Liam approved the plans one by one. Each decision felt heavier than the last. This was no longer about surviving tomorrow. This was about holding this land for months, maybe years.
After the meeting, Liam walked alone.
He passed Leonidas drilling soldiers in tight formations. Khalid corrected mistakes with sharp words and faster strikes. Alexander stood on a raised platform, watching troop movements like a man already planning wars far beyond this place.
Rasputin spoke softly to wounded men, steadying them with calm words. Vlad's followers trained in silence, rough but determined.
That night, horns sounded again.
No alarm.
Just warning.
Sun Tzu stood beside Liam on the wall
"They are waiting," he said. "For weakness… or for the right moment."
Liam stared into the dark forest and felt the weight of everything they had built.

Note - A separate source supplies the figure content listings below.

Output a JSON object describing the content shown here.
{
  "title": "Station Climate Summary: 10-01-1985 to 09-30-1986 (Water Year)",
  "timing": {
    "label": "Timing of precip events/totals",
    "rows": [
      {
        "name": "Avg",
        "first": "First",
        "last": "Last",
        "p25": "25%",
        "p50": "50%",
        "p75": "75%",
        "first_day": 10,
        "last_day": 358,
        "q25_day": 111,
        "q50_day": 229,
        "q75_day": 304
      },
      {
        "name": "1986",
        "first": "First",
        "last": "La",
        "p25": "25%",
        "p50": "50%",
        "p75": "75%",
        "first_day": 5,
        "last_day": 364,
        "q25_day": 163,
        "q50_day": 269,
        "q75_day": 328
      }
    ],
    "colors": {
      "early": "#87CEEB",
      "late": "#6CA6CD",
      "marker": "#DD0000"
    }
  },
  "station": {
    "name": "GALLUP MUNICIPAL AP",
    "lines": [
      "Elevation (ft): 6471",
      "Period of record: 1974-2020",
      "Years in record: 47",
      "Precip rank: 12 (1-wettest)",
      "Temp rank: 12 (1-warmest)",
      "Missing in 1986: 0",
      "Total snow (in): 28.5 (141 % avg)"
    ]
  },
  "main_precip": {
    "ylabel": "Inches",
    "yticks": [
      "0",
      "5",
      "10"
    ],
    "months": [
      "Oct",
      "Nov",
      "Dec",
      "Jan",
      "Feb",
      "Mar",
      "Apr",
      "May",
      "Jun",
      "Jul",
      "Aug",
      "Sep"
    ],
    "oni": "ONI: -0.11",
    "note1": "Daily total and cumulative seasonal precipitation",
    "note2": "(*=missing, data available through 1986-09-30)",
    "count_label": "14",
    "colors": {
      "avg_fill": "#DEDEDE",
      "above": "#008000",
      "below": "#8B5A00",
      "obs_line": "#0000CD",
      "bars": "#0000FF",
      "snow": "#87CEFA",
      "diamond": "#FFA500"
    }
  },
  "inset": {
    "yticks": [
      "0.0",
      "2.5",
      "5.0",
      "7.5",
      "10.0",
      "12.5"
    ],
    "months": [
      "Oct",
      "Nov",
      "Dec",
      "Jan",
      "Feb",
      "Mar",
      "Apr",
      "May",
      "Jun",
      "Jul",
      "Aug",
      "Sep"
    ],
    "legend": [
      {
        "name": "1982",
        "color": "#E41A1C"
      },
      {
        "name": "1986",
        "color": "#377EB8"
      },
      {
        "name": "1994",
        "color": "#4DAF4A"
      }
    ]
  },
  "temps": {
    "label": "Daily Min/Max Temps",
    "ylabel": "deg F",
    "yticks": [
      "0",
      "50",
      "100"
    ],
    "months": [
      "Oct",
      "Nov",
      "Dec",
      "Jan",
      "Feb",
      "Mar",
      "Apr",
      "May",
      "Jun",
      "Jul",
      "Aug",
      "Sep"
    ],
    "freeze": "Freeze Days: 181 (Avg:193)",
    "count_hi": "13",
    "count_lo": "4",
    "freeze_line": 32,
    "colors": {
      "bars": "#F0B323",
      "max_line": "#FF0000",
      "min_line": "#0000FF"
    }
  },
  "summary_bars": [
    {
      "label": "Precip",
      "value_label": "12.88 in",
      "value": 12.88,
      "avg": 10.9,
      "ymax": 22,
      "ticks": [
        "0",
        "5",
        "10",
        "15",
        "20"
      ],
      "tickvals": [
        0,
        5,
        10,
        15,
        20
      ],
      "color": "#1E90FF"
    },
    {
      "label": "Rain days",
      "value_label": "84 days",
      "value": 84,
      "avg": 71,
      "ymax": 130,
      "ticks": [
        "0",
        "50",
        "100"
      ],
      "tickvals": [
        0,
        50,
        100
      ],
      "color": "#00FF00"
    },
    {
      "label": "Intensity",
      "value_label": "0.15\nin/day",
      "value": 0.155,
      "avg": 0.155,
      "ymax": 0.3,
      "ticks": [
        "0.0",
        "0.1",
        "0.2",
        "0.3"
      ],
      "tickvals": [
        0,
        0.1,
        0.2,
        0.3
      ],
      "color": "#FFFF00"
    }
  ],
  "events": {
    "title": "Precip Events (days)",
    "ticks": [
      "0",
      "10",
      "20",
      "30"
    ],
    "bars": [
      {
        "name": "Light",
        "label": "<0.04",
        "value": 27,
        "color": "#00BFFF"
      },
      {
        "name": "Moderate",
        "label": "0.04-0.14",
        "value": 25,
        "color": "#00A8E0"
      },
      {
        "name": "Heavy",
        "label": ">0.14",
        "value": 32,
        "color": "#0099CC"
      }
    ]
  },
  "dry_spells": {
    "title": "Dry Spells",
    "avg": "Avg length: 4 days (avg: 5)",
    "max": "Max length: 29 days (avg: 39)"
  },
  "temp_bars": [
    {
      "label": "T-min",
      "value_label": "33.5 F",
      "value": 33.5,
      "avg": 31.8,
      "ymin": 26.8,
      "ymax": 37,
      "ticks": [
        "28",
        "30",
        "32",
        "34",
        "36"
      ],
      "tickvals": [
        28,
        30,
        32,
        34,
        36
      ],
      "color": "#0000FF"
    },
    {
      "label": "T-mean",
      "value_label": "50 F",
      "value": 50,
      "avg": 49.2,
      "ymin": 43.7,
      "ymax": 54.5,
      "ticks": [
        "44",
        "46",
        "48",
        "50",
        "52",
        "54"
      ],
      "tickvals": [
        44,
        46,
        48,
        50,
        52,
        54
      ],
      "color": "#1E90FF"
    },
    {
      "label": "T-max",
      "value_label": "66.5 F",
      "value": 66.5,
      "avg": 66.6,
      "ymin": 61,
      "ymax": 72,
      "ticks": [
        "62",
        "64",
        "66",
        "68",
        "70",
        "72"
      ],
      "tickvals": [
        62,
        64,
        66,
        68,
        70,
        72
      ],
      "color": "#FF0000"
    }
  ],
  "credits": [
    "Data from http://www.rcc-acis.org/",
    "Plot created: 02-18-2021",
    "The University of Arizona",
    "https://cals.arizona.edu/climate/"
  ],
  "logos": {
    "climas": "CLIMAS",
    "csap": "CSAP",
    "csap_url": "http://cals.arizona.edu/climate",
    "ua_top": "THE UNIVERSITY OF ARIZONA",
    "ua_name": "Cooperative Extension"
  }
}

The storm had not come yet.
But it would.
—-
REVISED TO MAKE EASIER TO TRACK'
LEDGER
Population:
- Total: 1,940
Army:
- Total Soldiers: 198
- Rank 2: 5
- Rank 1: 100
- Rank 0: 93
Casualties:
- Rank 0 KIA: 0
- Rank 1 KIA: 0
- Rank 2+ KIA: 0
- Civilian Deaths: 0
Resources:
- Gold: 1,910
Construction Status:
- Phase II: Ongoing
- Phase III: Preparation underway
- Sanitation & Housing Expansion: Active
System Status:
- Summon Cooldown: 27 days remaining
SUMMON ROSTER
- Vlad III "the Impaler" — Peak Rank 4
- Leonidas — Rank 4 (Peak)
- Khalid ibn al-Walid — Rank 4
- Alexander the Great — Rank 3
- Lapu-Lapu — Rank 3
- Rasputin — Rank 2
- Sun Tzu — Rank 1
- Leonardo da Vinci — Rank 1
- Joseph Bazalgette — Rank 1
Author's Note
I added the ledger and separated the summon roster to make everything easier to follow as the story gets bigger. When there are many battles, refugees, and construction projects, numbers can quickly become confusing if they are not tracked properly. The ledger is meant to show the state of the world itself—population, army size, ranks, resources, casualties, and time. If someone dies, they are removed. If a soldier breaks through, they move to a higher rank instead of creating new numbers out of nowhere.
Summons are listed separately because they follow different rules. They are not normal soldiers and should not inflate the army. Their growth depends on experience and events, not recruitment. Keeping them separate helps power scaling stay clear and fair, and it lets readers see Ridgebrook's growth in a simple, logical way without confusion.